July 24th, 2019 by Dave Leave a reply »


Wednesday, July 24, 2019

Howard Thurman lovingly critiqued Christianity, which has often ignored the direct teaching and witness of Jesus in relationship with those who are oppressed. This excerpt is from one of Thurman’s most well-known books, Jesus and the Disinherited. I think this message is important today and always.

To those who need profound succor and strength to enable them to live in the present with dignity and creativity, Christianity often has been sterile and of little avail. The conventional Christian word is muffled, confused, and vague. Too often the price exacted by society for security and respectability is that the Christian movement in its formal expression must be on the side of the strong against the weak.
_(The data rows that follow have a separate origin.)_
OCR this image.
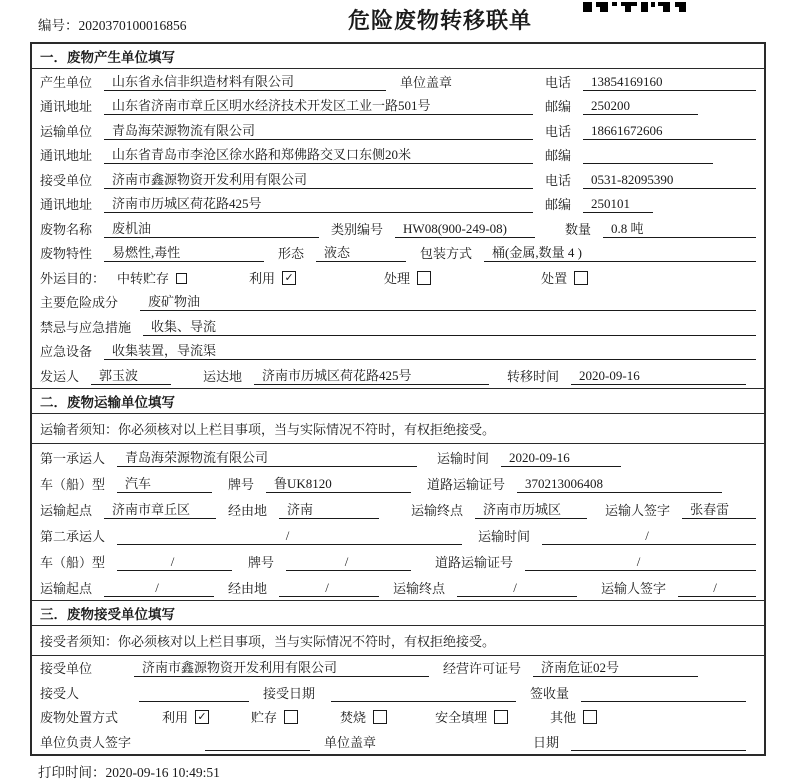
编号：2020370100016856	危险废物转移联单
一．废物产生单位填写
产生单位	山东省永信非织造材料有限公司	单位盖章	电话	13854169160
通讯地址	山东省济南市章丘区明水经济技术开发区工业一路501号	邮编	250200
运输单位	青岛海荣源物流有限公司	电话	18661672606
通讯地址	山东省青岛市李沧区徐水路和郑佛路交叉口东侧20米	邮编
接受单位	济南市鑫源物资开发利用有限公司	电话	0531-82095390
通讯地址	济南市历城区荷花路425号	邮编	250101
废物名称	废机油	类别编号	HW08(900-249-08)	数量	0.8 吨
废物特性	易燃性,毒性	形态	液态	包装方式	桶(金属,数量 4 )
外运目的： 中转贮存	利用 ✓	处理	处置
主要危险成分	废矿物油
禁忌与应急措施	收集、导流
应急设备	收集装置，导流渠
发运人	郭玉波	运达地	济南市历城区荷花路425号	转移时间	2020-09-16
二．废物运输单位填写
运输者须知：你必须核对以上栏目事项，当与实际情况不符时，有权拒绝接受。
第一承运人	青岛海荣源物流有限公司	运输时间	2020-09-16
车（船）型	汽车	牌号	鲁UK8120	道路运输证号	370213006408
运输起点	济南市章丘区	经由地	济南	运输终点	济南市历城区	运输人签字	张春雷
第二承运人	/	运输时间	/
车（船）型	/	牌号	/	道路运输证号	/
运输起点	/	经由地	/	运输终点	/	运输人签字	/
三．废物接受单位填写
接受者须知：你必须核对以上栏目事项，当与实际情况不符时，有权拒绝接受。
接受单位	济南市鑫源物资开发利用有限公司	经营许可证号	济南危证02号
接受人	接受日期	签收量
废物处置方式	利用 ✓	贮存	焚烧	安全填埋	其他
单位负责人签字	单位盖章	日期
打印时间：2020-09-16 10:49:51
This is a matter of tremendous significance, for it reveals to what extent a religion that was born of a people acquainted with persecution and suffering has become the cornerstone of a civilization and of nations whose very position in modern life has too often been secured by a ruthless use of power applied to weak and defenseless peoples.

It is not a singular thing to hear a sermon that defines what should be the attitude of the Christian toward people who are less fortunate than himself. Again and again our missionary appeal is on the basis of the Christian responsibility to the needy, the ignorant, and the so-called backward peoples of the earth. There is a certain grandeur and nobility in administering to another’s need out of one’s fullness and plenty. . . . It is certainly to the glory of Christianity that it has been most insistent on the point of responsibility to others whose only claim upon one is the height and depth of their need. This impulse at the heart of Christianity is the human will to share with others what one has found meaningful to oneself elevated to the height of a moral imperative. But there is a lurking danger in this very emphasis. It is exceedingly difficult to hold oneself free from a certain contempt for those whose predicament makes moral appeal for defense and succor. It is the sin of pride and arrogance that has tended to vitiate the missionary impulse and to make of it an instrument of self-righteousness on the one hand and racial superiority on the other.

That is one reason why, again and again, there is no basic relationship between the simple practice of brotherhood in the commonplace relations of life and the ethical pretensions of our faith. It has long been a matter of serious moment that for decades we have studied the various peoples of the world and those who live as our neighbors as objects of missionary endeavor and enterprise without being at all willing to treat them either as brothers or as human beings. I say this without rancor, because it is not an issue in which vicious human beings are involved. But it is one of the subtle perils of a religion which calls attention—to the point of overemphasis, sometimes—to one’s obligation to administer to human need.